07 – Distribution Diagnostics

📘 RIDE User Manual – Panel 7: Statistical Data Exploration


📊 Purpose of the Panel

The Distribution Diagnostics Panel allows users to: - Understand data shape via skewness and kurtosis - Test for normality with Q-Q plots and statistical tests - Detect outliers using the IQR method

This is crucial for identifying data anomalies, choosing suitable transformations, and selecting proper machine learning models.

Recommended Reading


🧭 User Workflow

  1. Upload Dataset
    Choose from:

    • Initial DataFrame
    • After Missing Value Imputation
    • After Feature Encoding
    • After Feature Scaling
  2. Navigate the Tabs:

    • 📊 Distribution & Q-Q Plots: Visualize histograms + Q-Q plots, run normality tests.
    • 🏔️ Kurtosis: Check how “peaked” or “flat” distributions are.
    • ↗️ Skewness: Explore asymmetry in distributions.
    • 🔍 Outliers: Detect extreme values using IQR logic.
  3. Interactive Visuals:

    • Select numeric features.
    • Compare histograms and Q-Q plots.
    • Get metric summaries and AI insights.

💻 Features Breakdown

Feature Description
Data Source Selection Choose which version of dataset to analyze.
Distribution Analysis Histogram + KDE + Q-Q Plot.
Statistical Tests Shapiro-Wilk, Kolmogorov-Smirnov, Anderson-Darling.
Skewness Panel Visual and numeric skewness for all columns.
Kurtosis Panel Measures tailedness; interprets platykurtic vs leptokurtic.
Outlier Detection Uses IQR method; gives upper/lower bounds, values, and percentage.
AI Explanation GPT-generated summaries for kurtosis and skewness.

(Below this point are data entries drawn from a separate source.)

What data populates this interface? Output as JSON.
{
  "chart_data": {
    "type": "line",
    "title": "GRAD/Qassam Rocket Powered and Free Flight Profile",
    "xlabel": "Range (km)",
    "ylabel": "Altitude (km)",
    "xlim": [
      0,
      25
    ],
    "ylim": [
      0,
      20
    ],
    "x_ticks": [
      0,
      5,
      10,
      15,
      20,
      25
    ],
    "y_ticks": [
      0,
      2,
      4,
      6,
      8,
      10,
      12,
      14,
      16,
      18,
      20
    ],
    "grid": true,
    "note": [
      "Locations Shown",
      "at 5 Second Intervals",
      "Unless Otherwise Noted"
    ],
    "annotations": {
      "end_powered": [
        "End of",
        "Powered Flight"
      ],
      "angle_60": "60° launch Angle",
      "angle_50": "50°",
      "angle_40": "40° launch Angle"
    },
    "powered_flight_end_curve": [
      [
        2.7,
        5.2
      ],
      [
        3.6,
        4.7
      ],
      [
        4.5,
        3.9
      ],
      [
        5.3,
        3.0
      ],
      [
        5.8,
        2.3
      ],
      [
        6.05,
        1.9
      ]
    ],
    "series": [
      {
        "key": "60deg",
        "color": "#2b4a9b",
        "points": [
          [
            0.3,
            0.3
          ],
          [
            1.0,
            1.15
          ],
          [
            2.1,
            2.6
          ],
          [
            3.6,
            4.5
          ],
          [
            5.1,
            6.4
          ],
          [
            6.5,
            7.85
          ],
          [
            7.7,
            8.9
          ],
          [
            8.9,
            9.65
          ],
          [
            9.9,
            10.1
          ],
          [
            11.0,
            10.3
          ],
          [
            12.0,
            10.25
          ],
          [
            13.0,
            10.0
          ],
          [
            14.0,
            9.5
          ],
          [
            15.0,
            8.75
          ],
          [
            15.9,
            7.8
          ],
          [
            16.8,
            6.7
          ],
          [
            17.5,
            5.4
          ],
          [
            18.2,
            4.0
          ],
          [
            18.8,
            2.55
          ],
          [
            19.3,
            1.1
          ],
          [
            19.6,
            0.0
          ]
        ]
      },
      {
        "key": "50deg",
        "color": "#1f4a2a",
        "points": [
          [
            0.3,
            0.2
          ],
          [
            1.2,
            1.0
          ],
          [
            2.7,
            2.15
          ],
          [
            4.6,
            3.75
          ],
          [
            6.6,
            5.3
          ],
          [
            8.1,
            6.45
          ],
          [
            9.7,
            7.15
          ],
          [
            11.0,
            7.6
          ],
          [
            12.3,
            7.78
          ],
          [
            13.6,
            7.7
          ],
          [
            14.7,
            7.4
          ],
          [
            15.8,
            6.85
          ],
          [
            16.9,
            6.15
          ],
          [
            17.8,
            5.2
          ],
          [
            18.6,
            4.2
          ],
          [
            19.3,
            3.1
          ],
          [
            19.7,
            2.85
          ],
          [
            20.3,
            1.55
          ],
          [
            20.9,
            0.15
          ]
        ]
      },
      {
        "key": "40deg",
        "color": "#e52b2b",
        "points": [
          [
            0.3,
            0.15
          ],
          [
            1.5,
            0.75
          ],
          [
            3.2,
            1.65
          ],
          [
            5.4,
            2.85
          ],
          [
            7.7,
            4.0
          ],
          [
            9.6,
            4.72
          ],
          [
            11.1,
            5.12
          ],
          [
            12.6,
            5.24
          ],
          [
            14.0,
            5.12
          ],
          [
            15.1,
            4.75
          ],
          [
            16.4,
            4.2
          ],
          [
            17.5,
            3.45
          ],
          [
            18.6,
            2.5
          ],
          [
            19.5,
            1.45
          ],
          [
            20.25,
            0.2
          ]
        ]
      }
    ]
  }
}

🔍 What Each Technique Tells You

🟩 Skewness

Type Interpretation When It Matters
= 0 Symmetric distribution (Normal) Good baseline for modeling
> 0 Right-skewed (long right tail) Log transformation may help
< 0 Left-skewed (long left tail) Square-root or Box-Cox might help

🟪 Kurtosis

Type Interpretation When It Matters
≈ 0 Normal-tailed (mesokurtic) Safe for most parametric tests
> 0 Heavy-tailed (leptokurtic) Higher chance of outliers
< 0 Light-tailed (platykurtic) More uniform, less prone to extremes

🟥 Q-Q Plot

  • Compares quantiles of sample distribution to a normal distribution.
  • S-shaped curve: Skewed data.
  • Straight line: Normal distribution.

🟨 Statistical Tests for Normality

Test Description When It’s Used
Shapiro-Wilk Most powerful for n < 5000 Small to medium datasets
Kolmogorov-Smirnov Compares empirical vs normal distribution (uses μ and σ from data) For larger datasets
Anderson-Darling Strong test across all sizes Offers critical value comparison

🧮 Outlier Detection (IQR Method)

  • IQR = Q3 - Q1
  • Outliers:
    • Below: Q1 − 1.5 × IQR
    • Above: Q3 + 1.5 × IQR
  • Users can tune k (IQR multiplier) to make detection more or less sensitive.